= Tiburzio di Maso =

Tiburzio di Maso (executed 31 October 1460) was a leader of an anarchic faction in Rome that briefly attempted to restore the medieval commune of the city, the last attempt at populist government in the States of the Church.

In the tumultuous atmosphere of the revolt against Ferrante, the Aragonese King of Naples by the local lords who supported the claims of the House of Anjou, which broke out anew in 1460, Francesco Sforza had induced the Pope, Pius II to support Ferrante in the Neapolitan War of 1460–61. The strife in the Kingdom of Naples was reflected in Rome. In the absence of the Pope, who was taking the waters for his gout in the neighborhood of his native Siena in the aftermath of the disappointing Council of Mantua, two bands of youthful thugs competed for territory in the city of Rome. The Conservatori were inactive and the disturbances grew so great by the end of March that the Governor was forced to vacate the Lateran Palace and call on Pius for military support.
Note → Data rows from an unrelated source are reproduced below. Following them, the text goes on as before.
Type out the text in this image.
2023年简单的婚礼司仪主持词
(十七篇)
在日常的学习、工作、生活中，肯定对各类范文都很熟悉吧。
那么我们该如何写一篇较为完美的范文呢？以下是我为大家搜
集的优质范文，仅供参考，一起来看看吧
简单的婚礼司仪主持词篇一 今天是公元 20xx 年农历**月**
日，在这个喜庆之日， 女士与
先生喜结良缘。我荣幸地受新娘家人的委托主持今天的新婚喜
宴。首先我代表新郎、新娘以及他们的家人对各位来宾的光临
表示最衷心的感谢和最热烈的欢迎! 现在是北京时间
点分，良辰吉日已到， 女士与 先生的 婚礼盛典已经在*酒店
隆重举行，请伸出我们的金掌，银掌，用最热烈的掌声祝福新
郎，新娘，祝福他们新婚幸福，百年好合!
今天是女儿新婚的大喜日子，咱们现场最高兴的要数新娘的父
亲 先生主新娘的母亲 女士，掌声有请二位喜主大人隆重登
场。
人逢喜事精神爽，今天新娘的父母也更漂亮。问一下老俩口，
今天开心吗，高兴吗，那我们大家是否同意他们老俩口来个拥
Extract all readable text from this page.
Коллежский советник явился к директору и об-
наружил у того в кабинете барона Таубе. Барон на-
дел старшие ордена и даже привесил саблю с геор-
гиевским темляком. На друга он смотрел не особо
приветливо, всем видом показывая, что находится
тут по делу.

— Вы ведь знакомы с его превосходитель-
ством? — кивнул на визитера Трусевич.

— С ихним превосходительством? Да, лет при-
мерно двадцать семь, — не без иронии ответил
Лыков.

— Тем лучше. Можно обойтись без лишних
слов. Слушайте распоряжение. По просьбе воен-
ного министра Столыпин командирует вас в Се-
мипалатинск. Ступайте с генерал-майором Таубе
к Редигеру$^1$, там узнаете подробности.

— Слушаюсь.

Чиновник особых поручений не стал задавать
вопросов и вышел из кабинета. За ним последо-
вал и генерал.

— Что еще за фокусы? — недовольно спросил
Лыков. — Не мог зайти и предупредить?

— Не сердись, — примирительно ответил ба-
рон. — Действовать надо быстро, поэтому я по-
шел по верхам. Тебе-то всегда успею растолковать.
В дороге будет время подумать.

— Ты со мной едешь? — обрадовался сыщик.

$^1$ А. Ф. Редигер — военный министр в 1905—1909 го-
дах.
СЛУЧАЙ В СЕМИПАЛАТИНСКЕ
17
The perennial anti-Papal party in Rome, at this time headed by the Savelli, the Colonna and the Anguillara, made overtures to the condottiero Jacopo Piccinino, son of Niccolò Piccinino, who was fighting for René d'Anjou. Violence erupted in Rome over the rescue from the law of an abductor of a young woman, by a gang headed by the brothers Tiburzio and Valeriano di Maso, whose father, brother-in-law to Stefano Porcari, had been executed for his complicity in Porcaro's plot against Nicholas V in 1453 . The brothers, announcing that they were "throwing off the yoke of the priests" according to Stefano Infessura, and restoring the Roman Republic, barricaded themselves in the Pantheon, and then, driven from stronghold to stronghold, fortified themselves in Palazzo Capranica.
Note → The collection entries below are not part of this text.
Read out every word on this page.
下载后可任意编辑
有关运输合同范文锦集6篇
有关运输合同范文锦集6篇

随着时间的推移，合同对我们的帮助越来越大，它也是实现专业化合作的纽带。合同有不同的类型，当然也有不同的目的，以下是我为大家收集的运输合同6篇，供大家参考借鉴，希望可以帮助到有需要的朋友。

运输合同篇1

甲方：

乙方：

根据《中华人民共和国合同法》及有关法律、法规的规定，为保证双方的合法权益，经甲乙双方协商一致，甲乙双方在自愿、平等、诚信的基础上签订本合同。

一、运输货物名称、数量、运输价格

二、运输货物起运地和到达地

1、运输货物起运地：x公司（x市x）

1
Jacopo Piccinino was plundering in the Sabine Hills and threatened Rome, according to an informant who identified as Piccinino's supporters the Prince of Taranto, Everso di Anguillara, Jacopo Savelli and the Colonna, and that Tiburzio's gang would open the gates of Rome to the condottiero.
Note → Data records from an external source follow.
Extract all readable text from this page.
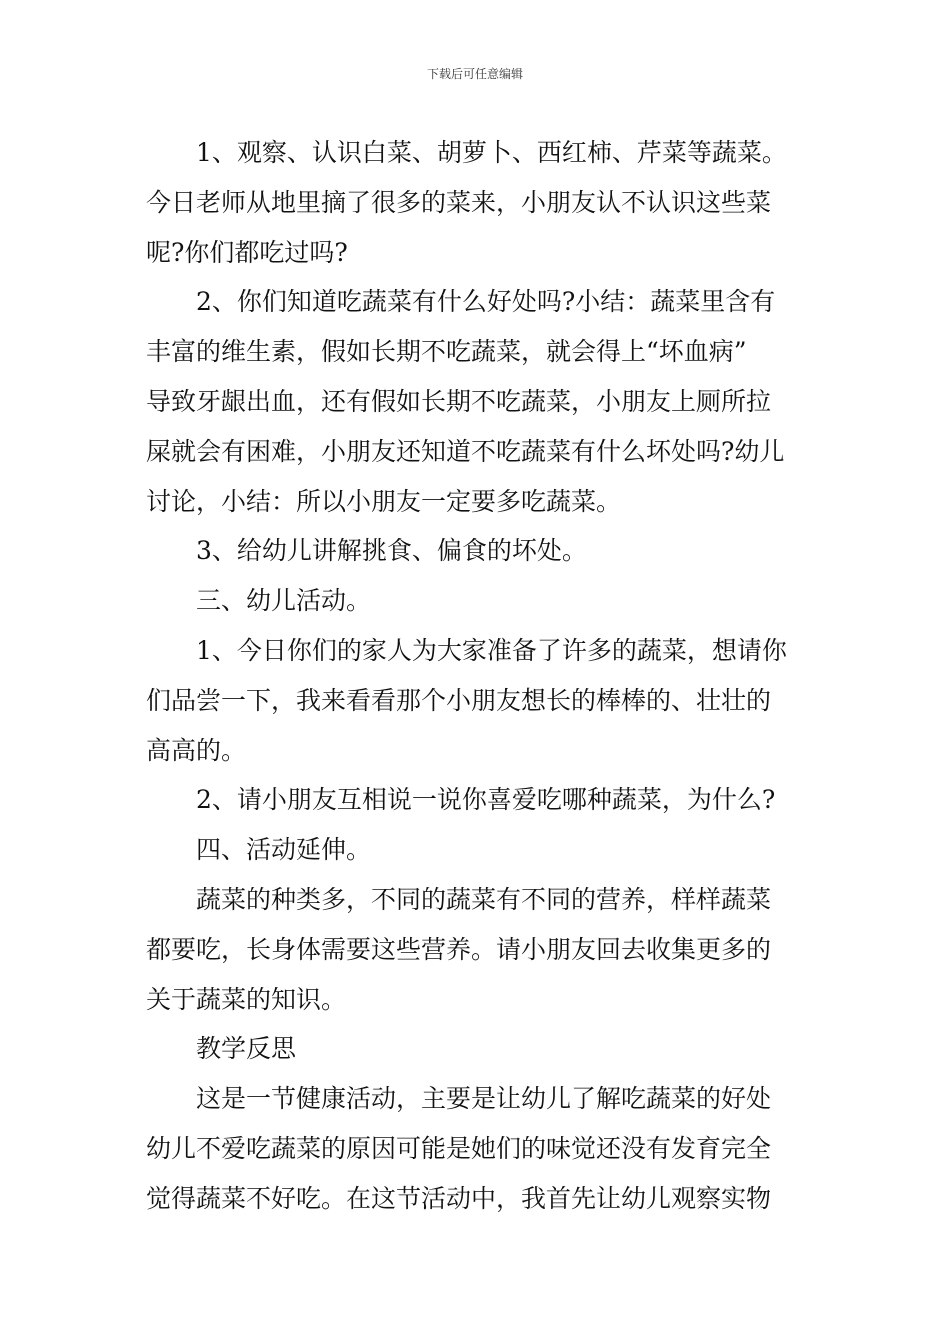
下载后可任意编辑
1、观察、认识白菜、胡萝卜、西红柿、芹菜等蔬菜。
今日老师从地里摘了很多的菜来，小朋友认不认识这些菜
呢?你们都吃过吗?
2、你们知道吃蔬菜有什么好处吗?小结：蔬菜里含有
丰富的维生素，假如长期不吃蔬菜，就会得上“坏血病”
导致牙龈出血，还有假如长期不吃蔬菜，小朋友上厕所拉
屎就会有困难，小朋友还知道不吃蔬菜有什么坏处吗?幼儿
讨论，小结：所以小朋友一定要多吃蔬菜。
3、给幼儿讲解挑食、偏食的坏处。
三、幼儿活动。
1、今日你们的家人为大家准备了许多的蔬菜，想请你
们品尝一下，我来看看那个小朋友想长的棒棒的、壮壮的
高高的。
2、请小朋友互相说一说你喜爱吃哪种蔬菜，为什么?
四、活动延伸。
蔬菜的种类多，不同的蔬菜有不同的营养，样样蔬菜
都要吃，长身体需要这些营养。请小朋友回去收集更多的
关于蔬菜的知识。
教学反思
这是一节健康活动，主要是让幼儿了解吃蔬菜的好处
幼儿不爱吃蔬菜的原因可能是她们的味觉还没有发育完全
觉得蔬菜不好吃。在这节活动中，我首先让幼儿观察实物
Pius finally left Siena; he gathered together at Orvieto representatives of the contending houses of Aragon and Anjou preparatory to making peace, gathered five hundred horseman at Viterbo and set out for Rome where he arrived 6 October, to public expressions of joy and relief.

In mid-October, with rumors rife of an assault on the city by Piccinino, Tiburzio made an attempt to rescue a captured ally, calling fruitlessly on the city to rise up, and was captured with some of his comrades as they attempted to flee to Palombara. On the scaffold he acknowledged that he had intended, with the aid of the Ghibelline barons and Piccinino, to overthrow the papal government, made bold by the predictions of a fortune-teller.

He was hanged on the Campidoglio, 31 October 1460. In March 1461, eleven other members of Tiburzio's gang ventured to Rome from Palombara and were captured and hanged. On 10 July 1461, Jacopo Savelli, the last genuine threat, threw himself at Pius' feet and was granted mercy.